I'd say I tried "a little bit of everything," but the truth is, there are many things I didn't try. Sonic's menu is vast. I got the foot-long Coney, borrowing Gibson's own family tradition as my own. I also got broccoli cheddar tots, Ched'R'Peppers (jalapeño poppers), mozzarella sticks, and popcorn chicken. The app offered me a free "Wag Cup," which I thought was an ice cream cup but turned out to be a cup of whipped topping that's intended for dogs. I still tried it, and as far as cups of whipped topping go, it was fine.
Gibson had told me about the ways you could customize your drinks and even sent me her favorite recommendations. They were all novel to me. I ended up ordering Dr. Pepper with sweet cream, vanilla flavoring, cherry flavoring, and cherries. It was a revelation; I don't know how I'll ever have Dr. Pepper on its own again.

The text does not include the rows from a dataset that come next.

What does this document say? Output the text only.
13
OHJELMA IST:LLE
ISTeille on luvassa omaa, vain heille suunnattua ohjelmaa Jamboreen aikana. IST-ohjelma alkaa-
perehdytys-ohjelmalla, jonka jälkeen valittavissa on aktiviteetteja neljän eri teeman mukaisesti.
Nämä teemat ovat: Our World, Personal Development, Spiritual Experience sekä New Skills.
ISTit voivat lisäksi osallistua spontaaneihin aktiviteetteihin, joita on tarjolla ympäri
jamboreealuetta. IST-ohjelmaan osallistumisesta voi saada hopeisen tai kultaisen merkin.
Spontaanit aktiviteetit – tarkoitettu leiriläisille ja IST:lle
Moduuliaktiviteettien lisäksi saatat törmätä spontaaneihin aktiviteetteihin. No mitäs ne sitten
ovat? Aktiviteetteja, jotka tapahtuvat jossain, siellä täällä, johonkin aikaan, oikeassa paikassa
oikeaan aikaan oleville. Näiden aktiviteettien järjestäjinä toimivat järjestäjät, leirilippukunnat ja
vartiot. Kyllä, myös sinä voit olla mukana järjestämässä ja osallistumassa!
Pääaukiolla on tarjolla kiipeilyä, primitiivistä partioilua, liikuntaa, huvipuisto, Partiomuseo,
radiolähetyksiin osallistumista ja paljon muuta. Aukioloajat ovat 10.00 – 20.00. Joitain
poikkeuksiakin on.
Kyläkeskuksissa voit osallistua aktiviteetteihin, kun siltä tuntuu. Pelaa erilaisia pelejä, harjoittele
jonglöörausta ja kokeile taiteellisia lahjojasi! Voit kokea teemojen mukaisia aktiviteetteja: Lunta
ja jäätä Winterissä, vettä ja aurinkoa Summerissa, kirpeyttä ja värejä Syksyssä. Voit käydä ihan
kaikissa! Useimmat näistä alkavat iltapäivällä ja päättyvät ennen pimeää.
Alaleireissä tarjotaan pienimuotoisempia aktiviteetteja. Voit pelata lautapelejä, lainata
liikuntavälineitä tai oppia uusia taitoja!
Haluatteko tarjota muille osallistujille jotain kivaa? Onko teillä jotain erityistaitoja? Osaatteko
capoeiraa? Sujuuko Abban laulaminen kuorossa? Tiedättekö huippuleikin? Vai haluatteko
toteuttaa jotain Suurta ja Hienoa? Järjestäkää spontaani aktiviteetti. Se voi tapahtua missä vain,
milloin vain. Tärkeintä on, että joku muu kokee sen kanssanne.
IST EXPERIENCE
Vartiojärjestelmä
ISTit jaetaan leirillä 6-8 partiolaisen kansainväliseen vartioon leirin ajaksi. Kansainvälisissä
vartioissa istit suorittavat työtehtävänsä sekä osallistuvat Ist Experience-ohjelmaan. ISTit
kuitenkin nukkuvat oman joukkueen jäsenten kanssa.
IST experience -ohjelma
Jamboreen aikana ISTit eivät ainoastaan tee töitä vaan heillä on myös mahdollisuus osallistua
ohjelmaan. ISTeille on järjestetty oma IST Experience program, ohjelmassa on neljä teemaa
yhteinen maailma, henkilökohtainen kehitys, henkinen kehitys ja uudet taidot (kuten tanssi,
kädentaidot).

As for the food, the hot dog and Ched'R'Peppers were my favorite. But it was all decent, none of it a showstopper of a standout. It's not about getting that "one thing." It's about ordering small comforts, whatever that might mean to you at the time.
At another stall, I saw a family of four huddled by their trunk, diving into their own feast. Sonic may not have been a part of my childhood, but that huddle was. On the weekends, my parents would a sometimes surprise my brothers and me with a thing they called "Bag 'o' Burgers." They'd go to Burger King or McDonald's and ask for a bunch of cheeseburgers, nothing else. My dad would put the bag down in the middle of the table and we'd all gather around like it was a pile of veritable gold. A cheeseburger never tasted so good as it when it came out of a Bag 'o' Burgers. I realize now, but didn't then, that the huddle made the burgers good, not the other way around.
When I left Sonic, I decided to take a drive down one of Latham's main arteries, a road peppered with internally lit signs and illuminated drive-thru menus. Driving on that particular night on that particular main drag, I saw my hometown as a place to admire. I don't know if it was the Sonic, my mood, or the way raindrops on my windshield were making the lights a little sparkly. But maybe for the first time, I was aware, in a real way, of the comfort I feel in Latham. And I was aware of the familiarity Latham has allowed me to find when I've gone to other places that look just like it.
As if scripted, a plane flew overhead. It was flying low, about to land at the local airport. The same portal my dad came and went through as he traversed America's malls. The smell of Sonic Ched'R'Peppers still lingering in my car, I wondered who was on that plane. I wondered where they were coming from. I wondered whether there's a Sonic there, too.